The Gay and Lesbian Alliance Against Defamation threw its support Wednesday behind a petition — started by a 20-year-old gay Eagle Scout — to get NatGeo to slap a disclaimer onto the start of each “Are You Tougher Than a Boy Scout?” episode.
The show is being used to market Boy Scouts to young viewers and drive up membership, which makes NatGeo a “strategic business partner of the BSA,” GLAAD said.
NatGeo gave The TV Column the same statement that it gave GLAAD on the subject, saying that the cable net is an equal-opportunity employer and that it does “not discriminate in any capacity.”
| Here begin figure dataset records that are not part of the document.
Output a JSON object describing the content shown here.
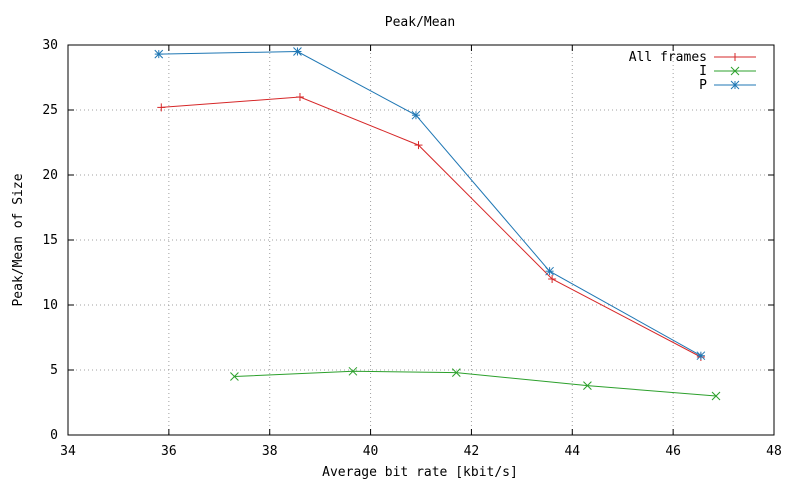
{
  "chart_data": {
    "type": "line",
    "title": "Peak/Mean",
    "xlabel": "Average bit rate [kbit/s]",
    "ylabel": "Peak/Mean of Size",
    "xlim": [
      34,
      48
    ],
    "ylim": [
      0,
      30
    ],
    "xticks": [
      34,
      36,
      38,
      40,
      42,
      44,
      46,
      48
    ],
    "yticks": [
      0,
      5,
      10,
      15,
      20,
      25,
      30
    ],
    "grid": true,
    "legend_position": "top-right",
    "series": [
      {
        "name": "All frames",
        "color": "#d62728",
        "marker": "plus",
        "points": [
          [
            35.85,
            25.2
          ],
          [
            38.6,
            26.0
          ],
          [
            40.95,
            22.3
          ],
          [
            43.6,
            12.0
          ],
          [
            46.55,
            6.0
          ]
        ]
      },
      {
        "name": "I",
        "color": "#2ca02c",
        "marker": "cross",
        "points": [
          [
            37.3,
            4.5
          ],
          [
            39.65,
            4.9
          ],
          [
            41.7,
            4.8
          ],
          [
            44.3,
            3.8
          ],
          [
            46.85,
            3.0
          ]
        ]
      },
      {
        "name": "P",
        "color": "#1f77b4",
        "marker": "star",
        "points": [
          [
            35.8,
            29.3
          ],
          [
            38.55,
            29.5
          ],
          [
            40.9,
            24.6
          ],
          [
            43.55,
            12.6
          ],
          [
            46.55,
            6.1
          ]
        ]
      }
    ]
  }
}
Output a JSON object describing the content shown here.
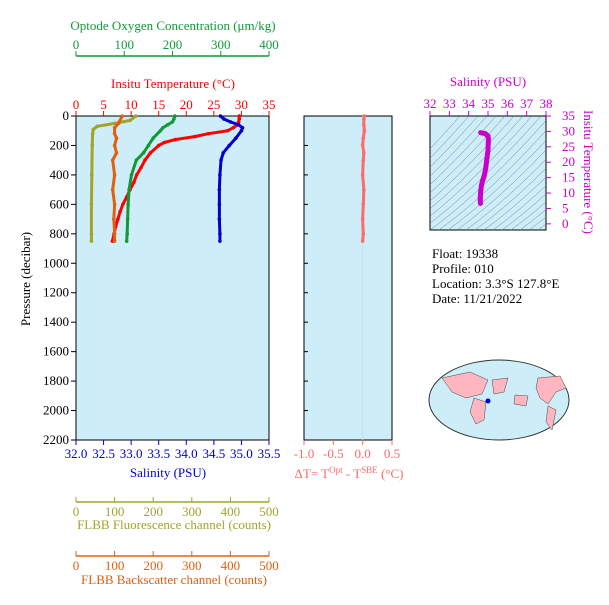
{
  "colors": {
    "oxygen": "#119a37",
    "temperature": "#ff0000",
    "salinity": "#0000cc",
    "fluorescence": "#a3a32c",
    "backscatter": "#e06010",
    "dt": "#ff6a6a",
    "ts": "#cc00cc",
    "panel_bg": "#cdeef8"
  },
  "chart_data": [
    {
      "type": "line",
      "ylabel": "Pressure (decibar)",
      "ylim": [
        2200,
        0
      ],
      "y_ticks": [
        "0",
        "200",
        "400",
        "600",
        "800",
        "1000",
        "1200",
        "1400",
        "1600",
        "1800",
        "2000",
        "2200"
      ],
      "axes": {
        "oxygen": {
          "label": "Optode Oxygen Concentration (μm/kg)",
          "range": [
            0,
            400
          ],
          "ticks": [
            "0",
            "100",
            "200",
            "300",
            "400"
          ]
        },
        "temperature": {
          "label": "Insitu Temperature (°C)",
          "range": [
            0,
            35
          ],
          "ticks": [
            "0",
            "5",
            "10",
            "15",
            "20",
            "25",
            "30",
            "35"
          ]
        },
        "salinity": {
          "label": "Salinity (PSU)",
          "range": [
            32,
            35.5
          ],
          "ticks": [
            "32.0",
            "32.5",
            "33.0",
            "33.5",
            "34.0",
            "34.5",
            "35.0",
            "35.5"
          ]
        },
        "fluorescence": {
          "label": "FLBB Fluorescence channel (counts)",
          "range": [
            0,
            500
          ],
          "ticks": [
            "0",
            "100",
            "200",
            "300",
            "400",
            "500"
          ]
        },
        "backscatter": {
          "label": "FLBB Backscatter channel (counts)",
          "range": [
            0,
            500
          ],
          "ticks": [
            "0",
            "100",
            "200",
            "300",
            "400",
            "500"
          ]
        }
      },
      "series": [
        {
          "key": "temperature",
          "points": [
            [
              0,
              29.6
            ],
            [
              20,
              29.6
            ],
            [
              40,
              29.5
            ],
            [
              60,
              29.3
            ],
            [
              80,
              28.5
            ],
            [
              100,
              27.5
            ],
            [
              120,
              24.0
            ],
            [
              140,
              21.5
            ],
            [
              160,
              18.0
            ],
            [
              180,
              16.0
            ],
            [
              200,
              15.0
            ],
            [
              250,
              13.5
            ],
            [
              300,
              12.5
            ],
            [
              350,
              11.8
            ],
            [
              400,
              11.0
            ],
            [
              450,
              10.5
            ],
            [
              500,
              9.8
            ],
            [
              550,
              9.2
            ],
            [
              600,
              8.5
            ],
            [
              650,
              8.0
            ],
            [
              700,
              7.6
            ],
            [
              750,
              7.2
            ],
            [
              800,
              6.9
            ],
            [
              850,
              6.6
            ]
          ]
        },
        {
          "key": "salinity",
          "points": [
            [
              0,
              34.62
            ],
            [
              20,
              34.68
            ],
            [
              40,
              34.8
            ],
            [
              60,
              34.95
            ],
            [
              80,
              35.02
            ],
            [
              100,
              35.0
            ],
            [
              150,
              34.9
            ],
            [
              200,
              34.78
            ],
            [
              250,
              34.67
            ],
            [
              300,
              34.63
            ],
            [
              400,
              34.61
            ],
            [
              500,
              34.6
            ],
            [
              600,
              34.6
            ],
            [
              700,
              34.6
            ],
            [
              800,
              34.61
            ],
            [
              850,
              34.61
            ]
          ]
        },
        {
          "key": "oxygen",
          "points": [
            [
              0,
              205
            ],
            [
              20,
              203
            ],
            [
              40,
              200
            ],
            [
              60,
              190
            ],
            [
              80,
              180
            ],
            [
              100,
              175
            ],
            [
              150,
              160
            ],
            [
              200,
              150
            ],
            [
              250,
              140
            ],
            [
              300,
              125
            ],
            [
              400,
              115
            ],
            [
              500,
              110
            ],
            [
              600,
              108
            ],
            [
              700,
              107
            ],
            [
              800,
              106
            ],
            [
              850,
              105
            ]
          ]
        },
        {
          "key": "fluorescence",
          "points": [
            [
              0,
              155
            ],
            [
              30,
              140
            ],
            [
              50,
              100
            ],
            [
              70,
              55
            ],
            [
              90,
              45
            ],
            [
              120,
              43
            ],
            [
              200,
              42
            ],
            [
              400,
              41
            ],
            [
              600,
              40
            ],
            [
              800,
              40
            ],
            [
              850,
              40
            ]
          ]
        },
        {
          "key": "backscatter",
          "points": [
            [
              0,
              120
            ],
            [
              50,
              110
            ],
            [
              80,
              100
            ],
            [
              120,
              100
            ],
            [
              150,
              105
            ],
            [
              200,
              100
            ],
            [
              250,
              105
            ],
            [
              300,
              95
            ],
            [
              400,
              100
            ],
            [
              500,
              95
            ],
            [
              600,
              100
            ],
            [
              700,
              98
            ],
            [
              800,
              100
            ],
            [
              850,
              100
            ]
          ]
        }
      ]
    },
    {
      "type": "line",
      "xlabel": "ΔT= T^Opt - T^SBE (°C)",
      "xlim": [
        -1.0,
        0.5
      ],
      "x_ticks": [
        "-1.0",
        "-0.5",
        "0.0",
        "0.5"
      ],
      "series": [
        {
          "key": "dt",
          "points": [
            [
              0,
              0.03
            ],
            [
              20,
              0.02
            ],
            [
              60,
              0.02
            ],
            [
              100,
              0.03
            ],
            [
              150,
              0.01
            ],
            [
              200,
              0.0
            ],
            [
              250,
              0.02
            ],
            [
              300,
              0.01
            ],
            [
              400,
              0.0
            ],
            [
              500,
              0.02
            ],
            [
              600,
              0.01
            ],
            [
              700,
              0.0
            ],
            [
              800,
              0.01
            ],
            [
              850,
              0.0
            ]
          ]
        }
      ]
    },
    {
      "type": "scatter",
      "xlabel": "Salinity (PSU)",
      "ylabel": "Insitu Temperature (°C)",
      "xlim": [
        32,
        38
      ],
      "ylim": [
        -2,
        35
      ],
      "x_ticks": [
        "32",
        "33",
        "34",
        "35",
        "36",
        "37",
        "38"
      ],
      "y_ticks": [
        "0",
        "5",
        "10",
        "15",
        "20",
        "25",
        "30",
        "35"
      ],
      "series": [
        {
          "key": "ts",
          "points": [
            [
              34.62,
              29.6
            ],
            [
              34.68,
              29.5
            ],
            [
              34.85,
              29.3
            ],
            [
              35.0,
              28.5
            ],
            [
              35.02,
              27.5
            ],
            [
              35.0,
              24.0
            ],
            [
              34.95,
              21.5
            ],
            [
              34.88,
              18.0
            ],
            [
              34.8,
              15.5
            ],
            [
              34.72,
              14.0
            ],
            [
              34.66,
              12.5
            ],
            [
              34.63,
              11.0
            ],
            [
              34.61,
              9.5
            ],
            [
              34.6,
              8.5
            ],
            [
              34.6,
              7.6
            ],
            [
              34.61,
              6.6
            ]
          ]
        }
      ]
    }
  ],
  "info": {
    "float": "Float:  19338",
    "profile": "Profile:  010",
    "location": "Location:  3.3°S  127.8°E",
    "date": "Date:  11/21/2022"
  }
}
As for the show, NatGeo said: “We certainly appreciate all points of view on the topic, but when people see our show, they will realize it has nothing to do with this debate [over the Boy Scouts’ LGBT policy], and is in fact a competition series between individual scouts and civilians.”
“Are You Tougher Than a Boy Scout?” — which is slated to debut in March — is being produced for NatGeo by Thomas Beers, the guy behind “Deadliest Catch” and “Ice Road Truckers.”
One year ago, NatGeo Channel President Howard Owens told TV critics that the network had started production on the reality series, in which “weekend warriors, who believe they’re at the top of their game, will compete with the country’s best and brightest Boy Scouts of America” for merit badges in various challenges based on the Scouts’ century-old guidebook.
Beers said that the show would provide guys like himself, who had come within three badges of achieving Eagle Scout status, a second chance, adding: “Frankly, who doesn’t love the Boy Scouts?”
Well, GLAAD, for one. Its president, Herndon Graddick, said in a statement Wednesday that the fact “that National Geographic would brush aside countless gay teens’ suffering at the hands of the BSA, shrugging off injustice as just another ‘point of view,’ is irresponsible.”
Not coincidentally, GLAAD has jumped into this controversy on the eve of a BSA webinar that will teach organization leaders how to use the show to drive local recruitment and fundraising.
In its fall progress report, the Boy Scouts of America anticipated that the show would “generate between 3 [million] and 4 million viewers per episode.”
“It’s all too clear that this show is just a marketing ploy, crafted by the BSA to boost dwindling membership and distract Americans from the Scouts’ long history of discrimination,” GLAAD’s Graddick said.
“National Geographic Channel is the means to that end and must therefore make it clear where the network stands.”